Dall’altra parte del tavolo è evidente che il giocatore e il suo entourage vogliano incassare con gli interessi il jackpot dimostrato sul campo in questa stagione. 

Situazione complicata che dovrà trovare un suo punto di equilibrio anche sulla base di altri movimenti di calciomercato. Dall’interesse eventuale per Icardi, al rientro non escludibile di Higuain, alla sostituzione di Mandzukic. Un insieme di variabili che avranno certamente un peso nella trattativa. La Juventus però ha la necessità di chiuderla in fretta, perché portare a scadenza un elemento che si è ipervalutato come Moise Kean sarebbe una macchia sul curriculum di tutta la prima linea dirigenziale Juventina. Soprattutto in una fase delicata che, come abbiamo già descritto, tra maxi acquisto di Ronaldo e uscita prematura dalla Champions, dovrà tenersi buona ogni via per puntellare il bilancio. E quella delle plusvalenze nel nostro calcio è sempre, a volte purtroppo, la strada maestra.

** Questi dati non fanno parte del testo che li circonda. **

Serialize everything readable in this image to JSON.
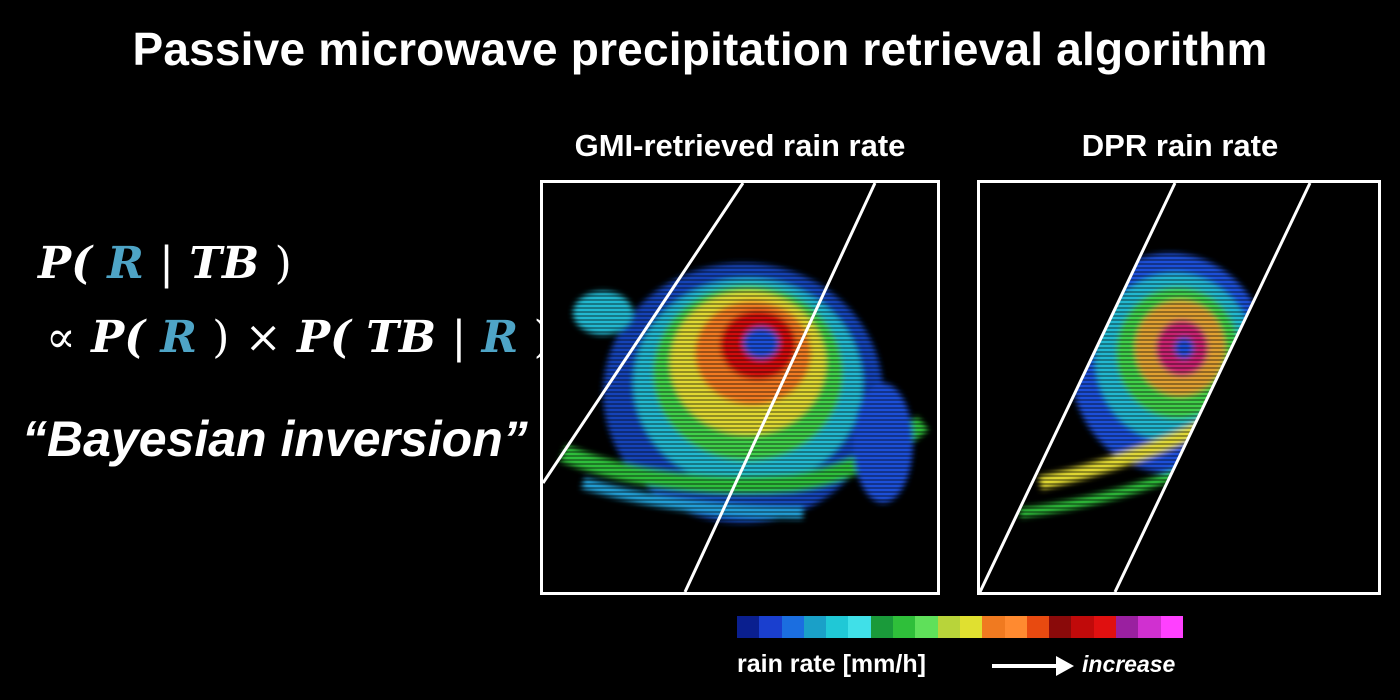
{
  "title": "Passive microwave precipitation retrieval algorithm",
  "equation": {
    "line1": [
      "P(",
      "R",
      "|",
      "TB",
      ")"
    ],
    "line2": [
      "∝",
      "P(",
      "R",
      ")",
      "×",
      "P(",
      "TB",
      "|",
      "R",
      ")"
    ]
  },
  "bayes_text": "“Bayesian inversion”",
  "panels": {
    "gmi": {
      "title": "GMI-retrieved rain rate"
    },
    "dpr": {
      "title": "DPR rain rate"
    }
  },
  "colorbar": {
    "label": "rain rate [mm/h]",
    "increase": "increase",
    "colors": [
      "#0a1f8f",
      "#1a3fcf",
      "#1b6ee0",
      "#1aa0c8",
      "#20c8d6",
      "#40e0e8",
      "#1a9a3a",
      "#2fbf3a",
      "#5fe05a",
      "#b8d43a",
      "#e0e030",
      "#f07a20",
      "#ff8a30",
      "#e84a10",
      "#8a0a0a",
      "#c00a0a",
      "#e01010",
      "#9a20a0",
      "#d030d0",
      "#ff40ff"
    ]
  }
}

Comunque vada, nei due casi, c’è da dire che le eventuali plusvalenze di Zaniolo e Kean, i due giovani meteoriti piovuti sul nostro campionato con un carico di dobloni, sarebbero rari casi di iper rivalutazioni “sane”. Quantomeno giustificate da quello che si è visto sul campo. 

E coi tempi che corrono non è mica poco.